Plastic pellets also pose an additional threat. They act as a transport medium for toxic chemicals.
Many of these pellets contain polychlorinated biphenyl's (PCB). The chemicals were either absorbed from ambient seawater or used in the manufacture of plasticisers prior to the 1970's.
This transfer of PCBs from ingested pellets into birds was conclusively proven and documented in the fatty tissues of great shearwaters (Puffinus gravis).
Studies have shown that 75 per cent of all shearwaters examined contained ingested plastic.
Of 312 species of seabirds, some 111 species, or 36 per cent, are known to mistakenly ingest plastic.
In Hawaii, sixteen of the eighteen resident seabird species are plastic ingestors, and 70 per cent of this ingestion is of floating plastic resin pellets.
Seabirds in Alaska have been found to have stomachs entirely filled with indigestible plastic.
Penguins on South African beaches have suffered high chick mortality from eating plastic regurgitated by the parents, and 90 per cent of blue petrel chicks examined on South Africa's remote Marion Island had plastic particles in their stomachs.
It is a global problem, and for seabirds there are no safe places.
For most people, the ocean is a big toilet. The belief is that garbage, sewage, and plastics are dispersed and taken away.
Unfortunately, nothing is really ever "taken away"; it is simply perpetually circulated. The oceans are pulsating with powerful currents, and these currents keep plastic debris in constant circulation.
As a result, debris travels in what are called "gyres." The gyre concentrates the garbage in areas where currents meet.
For example, one of the largest of these movements in the Atlantic is called the central gyre, and it moves in a clockwise circular pattern driven by the Gulf Stream.

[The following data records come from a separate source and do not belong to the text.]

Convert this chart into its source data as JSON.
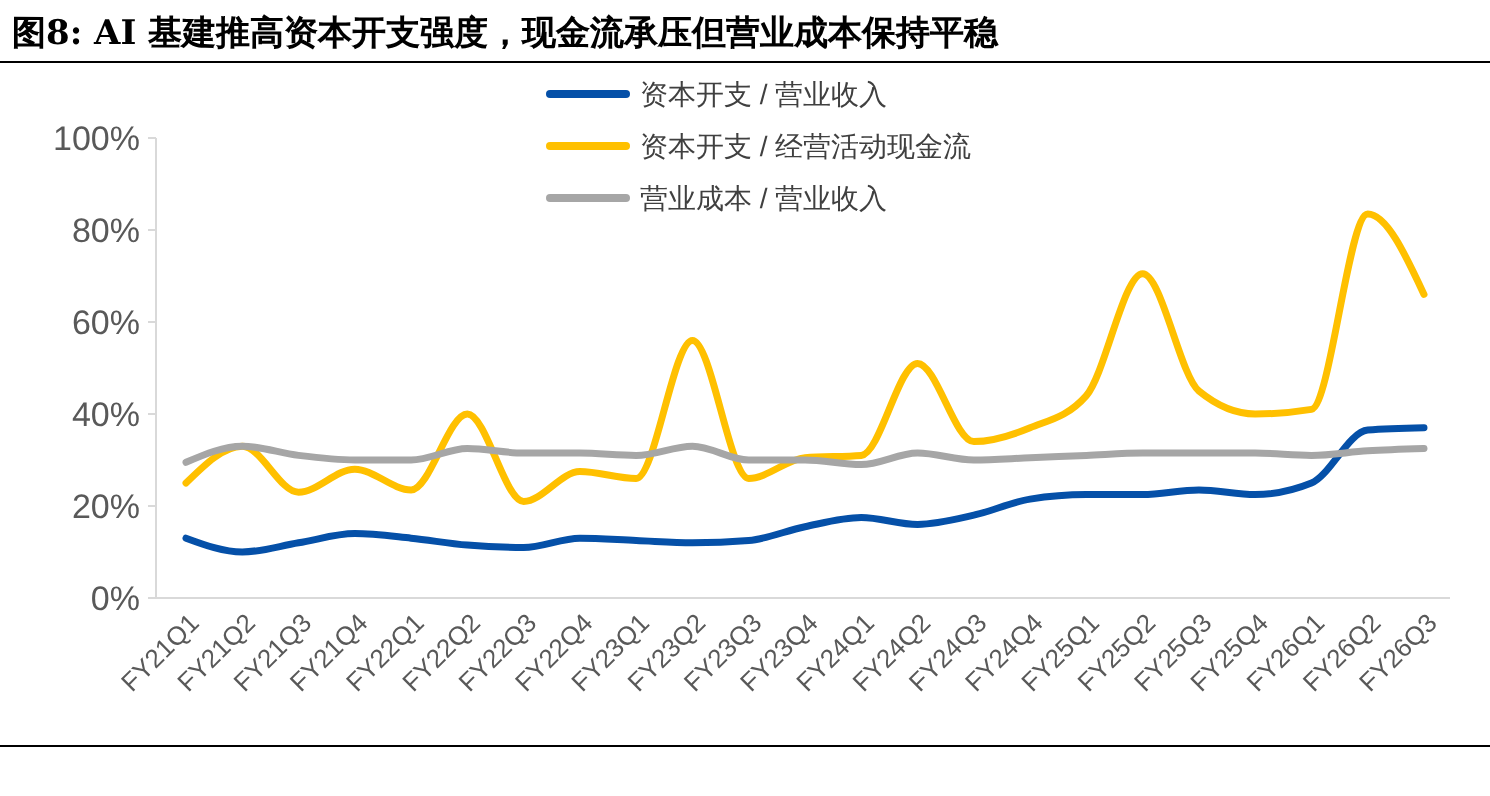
{
  "chart_data": {
    "type": "line",
    "title": "图8: AI 基建推高资本开支强度，现金流承压但营业成本保持平稳",
    "categories": [
      "FY21Q1",
      "FY21Q2",
      "FY21Q3",
      "FY21Q4",
      "FY22Q1",
      "FY22Q2",
      "FY22Q3",
      "FY22Q4",
      "FY23Q1",
      "FY23Q2",
      "FY23Q3",
      "FY23Q4",
      "FY24Q1",
      "FY24Q2",
      "FY24Q3",
      "FY24Q4",
      "FY25Q1",
      "FY25Q2",
      "FY25Q3",
      "FY25Q4",
      "FY26Q1",
      "FY26Q2",
      "FY26Q3"
    ],
    "series": [
      {
        "name": "资本开支 / 营业收入",
        "color": "#0550a8",
        "values": [
          13,
          10,
          12,
          14,
          13,
          11.5,
          11,
          13,
          12.5,
          12,
          12.5,
          15.5,
          17.5,
          16,
          18,
          21.5,
          22.5,
          22.5,
          23.5,
          22.5,
          25,
          36.5,
          37
        ]
      },
      {
        "name": "资本开支 / 经营活动现金流",
        "color": "#ffc000",
        "values": [
          25,
          33,
          23,
          28,
          23.5,
          40,
          21,
          27.5,
          26,
          56,
          26,
          30.5,
          31,
          51,
          34,
          37,
          44,
          70.5,
          45,
          40,
          41,
          83.5,
          66
        ]
      },
      {
        "name": "营业成本 / 营业收入",
        "color": "#a6a6a6",
        "values": [
          29.5,
          33,
          31,
          30,
          30,
          32.5,
          31.5,
          31.5,
          31,
          33,
          30,
          30,
          29,
          31.5,
          30,
          30.5,
          31,
          31.5,
          31.5,
          31.5,
          31,
          32,
          32.5
        ]
      }
    ],
    "ylim": [
      0,
      100
    ],
    "yticks": [
      {
        "value": 0,
        "label": "0%"
      },
      {
        "value": 20,
        "label": "20%"
      },
      {
        "value": 40,
        "label": "40%"
      },
      {
        "value": 60,
        "label": "60%"
      },
      {
        "value": 80,
        "label": "80%"
      },
      {
        "value": 100,
        "label": "100%"
      }
    ],
    "grid": false,
    "legend": "top",
    "line_style": "solid",
    "marker": "none"
  }
}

The central gyre concentrates heavily in the northern Sargasso Sea, a place that is also host to numerous spawning fish species.
The number of floating plastic pellets found in the Sargasso Sea has been measured in excess of 3500 parts per square kilometre.

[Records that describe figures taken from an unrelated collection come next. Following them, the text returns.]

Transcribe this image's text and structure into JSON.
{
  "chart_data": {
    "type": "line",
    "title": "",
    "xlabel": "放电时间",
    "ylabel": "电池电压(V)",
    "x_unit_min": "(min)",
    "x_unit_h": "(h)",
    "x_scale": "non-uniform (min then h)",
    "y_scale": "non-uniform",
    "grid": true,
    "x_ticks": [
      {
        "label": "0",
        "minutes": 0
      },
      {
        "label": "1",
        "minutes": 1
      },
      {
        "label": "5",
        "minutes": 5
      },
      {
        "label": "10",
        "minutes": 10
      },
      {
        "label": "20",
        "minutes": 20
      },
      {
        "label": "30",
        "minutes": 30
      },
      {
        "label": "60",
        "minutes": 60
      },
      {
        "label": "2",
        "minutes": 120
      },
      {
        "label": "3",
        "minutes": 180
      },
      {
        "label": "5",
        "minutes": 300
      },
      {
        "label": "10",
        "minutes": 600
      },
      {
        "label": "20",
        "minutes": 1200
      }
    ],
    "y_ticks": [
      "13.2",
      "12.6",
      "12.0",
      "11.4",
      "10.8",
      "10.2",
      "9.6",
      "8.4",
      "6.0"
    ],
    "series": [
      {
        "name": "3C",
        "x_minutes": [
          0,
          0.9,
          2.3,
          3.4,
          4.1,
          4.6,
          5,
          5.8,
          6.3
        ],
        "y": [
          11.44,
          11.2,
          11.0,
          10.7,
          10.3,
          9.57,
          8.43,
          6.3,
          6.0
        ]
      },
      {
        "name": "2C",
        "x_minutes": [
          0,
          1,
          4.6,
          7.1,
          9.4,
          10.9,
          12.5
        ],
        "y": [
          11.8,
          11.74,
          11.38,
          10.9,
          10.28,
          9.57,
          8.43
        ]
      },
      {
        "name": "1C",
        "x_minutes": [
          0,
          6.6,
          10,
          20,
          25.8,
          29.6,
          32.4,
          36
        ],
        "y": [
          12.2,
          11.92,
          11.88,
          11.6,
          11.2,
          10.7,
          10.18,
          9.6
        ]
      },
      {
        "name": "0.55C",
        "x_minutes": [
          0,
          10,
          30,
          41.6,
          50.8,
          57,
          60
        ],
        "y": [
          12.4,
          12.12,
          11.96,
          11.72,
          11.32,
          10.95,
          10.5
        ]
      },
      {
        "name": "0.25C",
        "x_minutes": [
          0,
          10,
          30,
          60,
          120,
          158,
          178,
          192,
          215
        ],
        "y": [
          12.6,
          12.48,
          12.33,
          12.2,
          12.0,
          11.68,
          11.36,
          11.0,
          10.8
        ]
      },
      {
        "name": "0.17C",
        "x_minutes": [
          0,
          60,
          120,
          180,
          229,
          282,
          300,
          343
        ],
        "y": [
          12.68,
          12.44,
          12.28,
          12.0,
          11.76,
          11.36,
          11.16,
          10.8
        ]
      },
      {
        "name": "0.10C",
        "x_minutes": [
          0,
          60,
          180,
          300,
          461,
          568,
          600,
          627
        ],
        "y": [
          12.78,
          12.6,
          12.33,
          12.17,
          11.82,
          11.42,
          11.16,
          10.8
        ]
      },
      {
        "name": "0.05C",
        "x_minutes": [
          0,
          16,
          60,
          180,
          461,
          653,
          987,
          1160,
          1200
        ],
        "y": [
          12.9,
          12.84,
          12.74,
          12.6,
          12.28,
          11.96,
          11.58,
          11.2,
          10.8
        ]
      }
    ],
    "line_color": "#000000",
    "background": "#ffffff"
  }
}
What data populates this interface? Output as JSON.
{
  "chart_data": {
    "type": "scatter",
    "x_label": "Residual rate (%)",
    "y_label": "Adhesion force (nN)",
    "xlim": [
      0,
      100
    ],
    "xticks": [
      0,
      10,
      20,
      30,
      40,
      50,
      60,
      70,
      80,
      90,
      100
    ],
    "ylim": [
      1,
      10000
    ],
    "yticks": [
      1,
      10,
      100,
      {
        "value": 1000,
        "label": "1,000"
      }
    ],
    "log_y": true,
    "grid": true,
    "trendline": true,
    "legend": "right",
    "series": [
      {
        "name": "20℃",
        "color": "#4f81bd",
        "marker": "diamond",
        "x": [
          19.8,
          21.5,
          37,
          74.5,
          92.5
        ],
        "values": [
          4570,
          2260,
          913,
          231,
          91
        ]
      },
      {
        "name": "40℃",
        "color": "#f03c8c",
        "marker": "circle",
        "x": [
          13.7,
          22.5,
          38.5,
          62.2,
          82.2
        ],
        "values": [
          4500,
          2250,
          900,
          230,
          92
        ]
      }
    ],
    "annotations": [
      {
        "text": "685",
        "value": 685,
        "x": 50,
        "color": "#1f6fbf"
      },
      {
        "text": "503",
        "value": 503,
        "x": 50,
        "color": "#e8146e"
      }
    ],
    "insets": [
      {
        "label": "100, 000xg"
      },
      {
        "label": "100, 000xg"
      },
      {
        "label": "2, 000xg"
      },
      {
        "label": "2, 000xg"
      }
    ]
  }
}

The same ratio of 3500 parts per square kilometre was found off the southern coasts of Africa.
This study found that plastic pollution had increased in South African waters from 1989 to the present by 190 per cent.
Birds, turtles, and fish mistake the tiny nodules for fish eggs.

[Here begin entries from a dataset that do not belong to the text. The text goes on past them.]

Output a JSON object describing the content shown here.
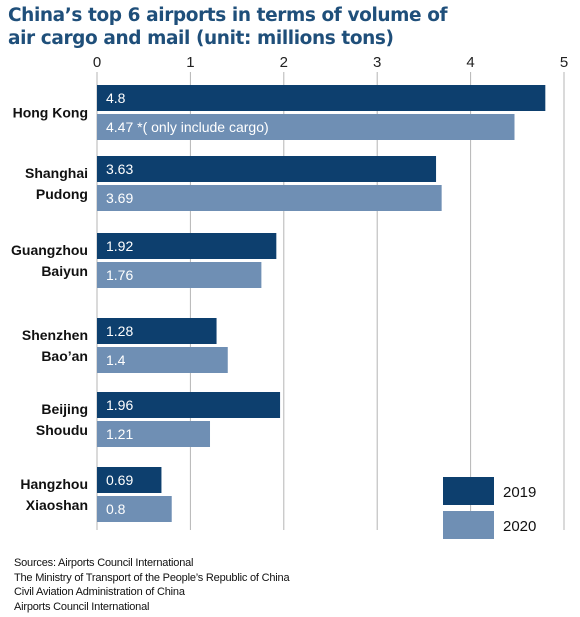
{
  "title_line1": "China’s top 6 airports in terms of volume of",
  "title_line2": "air cargo and mail (unit: millions tons)",
  "colors": {
    "s2019": "#0d3f6e",
    "s2020": "#6f8fb4",
    "grid": "#b5b5b5",
    "title": "#1f4f7a"
  },
  "chart_data": {
    "type": "bar",
    "orientation": "horizontal",
    "title": "China’s top 6 airports in terms of volume of air cargo and mail (unit: millions tons)",
    "xlim": [
      0,
      5
    ],
    "xticks": [
      "0",
      "1",
      "2",
      "3",
      "4",
      "5"
    ],
    "categories": [
      [
        "Hong Kong"
      ],
      [
        "Shanghai",
        "Pudong"
      ],
      [
        "Guangzhou",
        "Baiyun"
      ],
      [
        "Shenzhen",
        "Bao’an"
      ],
      [
        "Beijing",
        "Shoudu"
      ],
      [
        "Hangzhou",
        "Xiaoshan"
      ]
    ],
    "series": [
      {
        "name": "2019",
        "values": [
          4.8,
          3.63,
          1.92,
          1.28,
          1.96,
          0.69
        ],
        "labels": [
          "4.8",
          "3.63",
          "1.92",
          "1.28",
          "1.96",
          "0.69"
        ]
      },
      {
        "name": "2020",
        "values": [
          4.47,
          3.69,
          1.76,
          1.4,
          1.21,
          0.8
        ],
        "labels": [
          "4.47 *( only include cargo)",
          "3.69",
          "1.76",
          "1.4",
          "1.21",
          "0.8"
        ]
      }
    ],
    "grid": true,
    "legend_position": "bottom-right"
  },
  "sources": [
    "Sources: Airports Council International",
    "The Ministry of Transport of the People’s Republic of China",
    "Civil Aviation Administration of China",
    "Airports Council International"
  ]
}
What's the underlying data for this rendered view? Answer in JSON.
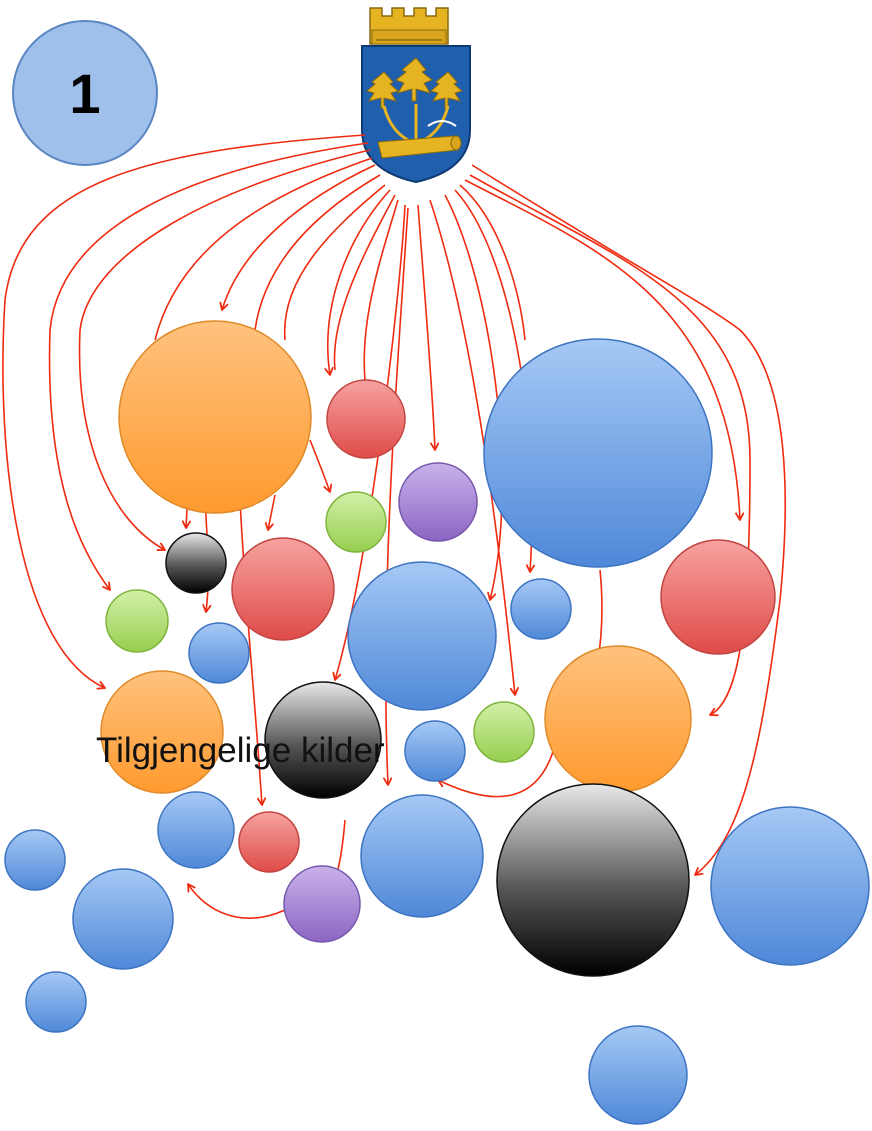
{
  "badge": {
    "number": "1"
  },
  "caption": {
    "text": "Tilgjengelige kilder"
  },
  "emblem": {
    "name": "coat-of-arms",
    "colors": {
      "shield": "#1f5fae",
      "gold": "#e6b422"
    }
  },
  "palette": {
    "arrow": "#ef2b10",
    "blue": "#6fa3e6",
    "orange": "#ffa23d",
    "red": "#e9605c",
    "green": "#a9db66",
    "purple": "#a07fd0",
    "black": "#222222"
  },
  "sources": [
    "orange-large",
    "red",
    "purple",
    "blue-large",
    "green",
    "black-small",
    "red",
    "red",
    "blue-center",
    "blue",
    "green",
    "blue",
    "orange",
    "black",
    "blue",
    "green",
    "orange",
    "blue",
    "red",
    "blue",
    "purple",
    "black-large",
    "blue-large",
    "blue",
    "blue",
    "blue",
    "blue"
  ]
}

A floating garbage bag looks like a jellyfish to a turtle.
Garbage bags, plastic soda rings, and Styrofoam particles are regularly eaten by sea turtles.
The plastic clogs the turtles' intestines, robbing the animals of vital nutrients, and it has been the cause of untold turtle losses to starvation.
All seven of the world's sea turtle species suffer mortality from both plastic ingestion and plastic entanglement.
One turtle found dead off Hawaii carried over 1000 pieces of plastic in its stomach and intestines.
And recently, a land-based turtle rescued in a Florida waterway by Stephen Nordlinger was unable to submerge due to the amount of Styrofoam trapped in its body, making it permanently buoyant.
The amount of plastic pellets present on beaches is astonishingly high.
In New Zealand, one beach was found to contain over 100,000 pellets per square metre.
Thus, it is not so farfetched to suggest that people are in fact sunbathing on plastic beaches.
I have stopped my ship in mid-ocean and found flip-flops, suntan oil bottles, plastic Coke bottles, garbage bags, and even large floating industrial plastic sheets.
Once, on the bottom of the Mediterranean off France, I witnessed a scene that appalled me.
The entire bottom was made of plastic. Bottles and plastic bags swaying with the tide, replacing the sea grasses and algae.
It was especially sad to see one little fish scurry from behind a white plastic bag to take cover from me in a sunken automobile tire.
Brushing aside another drifting white bag, I spied a flicker of red on the bottom.
What I found was a plastic face staring up at me with a great big smile and two enormous plastic ears.
It was the decapitated head of a Mickey Mouse doll.
It's a plastic sea out there.
* Paul Watson is founder and president of the Sea Shepherd Conservation Society.